There is a sweat spot to where you start. Your legs should not be straight but at the same time your not supposed to squat the bar either. It will depend on your levers but an angle of around 30 degrees is a good starting point

  1. Grip it.

The tighter you grab the bar the greater the central nervous system and more muscles are involved. Given the nature of the exercise, the more muscles activated the better. 

  1. Lifting Sequence

Your hips should not come up any faster than your shoulders. Brace your body as you drive through the platform then when the bar reaches your knees you should be starting to stand up and drive with the hips.

  1. Training

Remember there is a difference between training for strength and testing strength and how you train the Deadlift is just as important as how you do the Deadlift.

As we get older this is especially important. Bear in mind the Deadlift is one of the most neurologically demanding exercises and when trained hard will take longer to recover than any other exercise.

Two of the best methods I therefore like use are as follows:

C.A.T. or Compensatory Acceleration Training.

This refers to lifting sum maximal weight with maximal force as in, doing each rep as explosively as possible. Remember to stay tight so as to not break form. Lift like a machine my old coach would say where each rep is exactly the same as the last. It is like it is on rails.

Rest Pause

Here I will do 60% of my reps in one hit then pause as I do the remaining reps as 1’s or 2’s depending on the program.

So, 5 reps become 3 reps, rest 15 sec then 1 rep, rest 15 sec, then the final rep.

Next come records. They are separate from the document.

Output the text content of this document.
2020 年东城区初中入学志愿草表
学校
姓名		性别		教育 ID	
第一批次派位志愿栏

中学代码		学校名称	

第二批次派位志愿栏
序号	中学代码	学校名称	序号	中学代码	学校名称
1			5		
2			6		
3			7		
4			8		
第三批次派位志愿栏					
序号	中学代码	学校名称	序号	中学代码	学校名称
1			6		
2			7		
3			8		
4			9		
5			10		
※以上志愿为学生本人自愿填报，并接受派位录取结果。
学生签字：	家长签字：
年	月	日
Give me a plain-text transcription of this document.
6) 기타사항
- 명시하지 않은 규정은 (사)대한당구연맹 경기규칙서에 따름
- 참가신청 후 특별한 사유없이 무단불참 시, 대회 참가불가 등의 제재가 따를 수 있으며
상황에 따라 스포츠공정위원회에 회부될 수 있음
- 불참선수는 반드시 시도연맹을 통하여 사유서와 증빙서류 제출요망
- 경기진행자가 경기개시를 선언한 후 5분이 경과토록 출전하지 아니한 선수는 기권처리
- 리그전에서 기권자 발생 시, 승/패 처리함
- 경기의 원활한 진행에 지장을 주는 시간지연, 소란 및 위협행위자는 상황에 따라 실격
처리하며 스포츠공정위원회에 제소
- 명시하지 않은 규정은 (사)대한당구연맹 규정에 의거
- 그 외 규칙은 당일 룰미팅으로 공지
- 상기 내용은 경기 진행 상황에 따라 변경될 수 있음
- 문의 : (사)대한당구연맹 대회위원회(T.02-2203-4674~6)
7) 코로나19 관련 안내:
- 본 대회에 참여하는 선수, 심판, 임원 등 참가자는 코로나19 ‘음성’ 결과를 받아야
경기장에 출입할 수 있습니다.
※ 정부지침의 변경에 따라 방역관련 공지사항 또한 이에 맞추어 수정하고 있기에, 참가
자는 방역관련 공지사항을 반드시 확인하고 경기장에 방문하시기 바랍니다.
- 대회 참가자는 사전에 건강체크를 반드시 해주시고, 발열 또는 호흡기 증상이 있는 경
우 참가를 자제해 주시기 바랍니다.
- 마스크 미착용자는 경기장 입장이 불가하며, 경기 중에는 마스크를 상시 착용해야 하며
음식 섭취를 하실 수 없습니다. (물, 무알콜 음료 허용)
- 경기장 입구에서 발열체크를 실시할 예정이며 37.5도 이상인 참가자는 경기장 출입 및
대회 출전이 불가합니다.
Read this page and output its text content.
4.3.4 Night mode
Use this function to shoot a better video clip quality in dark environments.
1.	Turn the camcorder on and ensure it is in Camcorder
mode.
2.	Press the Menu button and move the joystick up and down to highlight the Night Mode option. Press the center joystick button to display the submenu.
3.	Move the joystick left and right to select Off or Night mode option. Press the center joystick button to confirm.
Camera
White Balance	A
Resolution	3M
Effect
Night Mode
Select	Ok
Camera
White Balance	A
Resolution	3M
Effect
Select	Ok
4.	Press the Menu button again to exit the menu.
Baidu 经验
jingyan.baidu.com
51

10 reps might become 6, then 2, the 2 singles.

There are a number of reasons why I like it so maybe an article is in order but mainly I like it as it allows me to reset, refocus and not let bad form creep in given I’m tighter and not a supple as I used to be.

Key point is, as we get older good programming is essential as it is so important to train smart.

Train for Life! Both for what it throws at us and a for the entirety of it.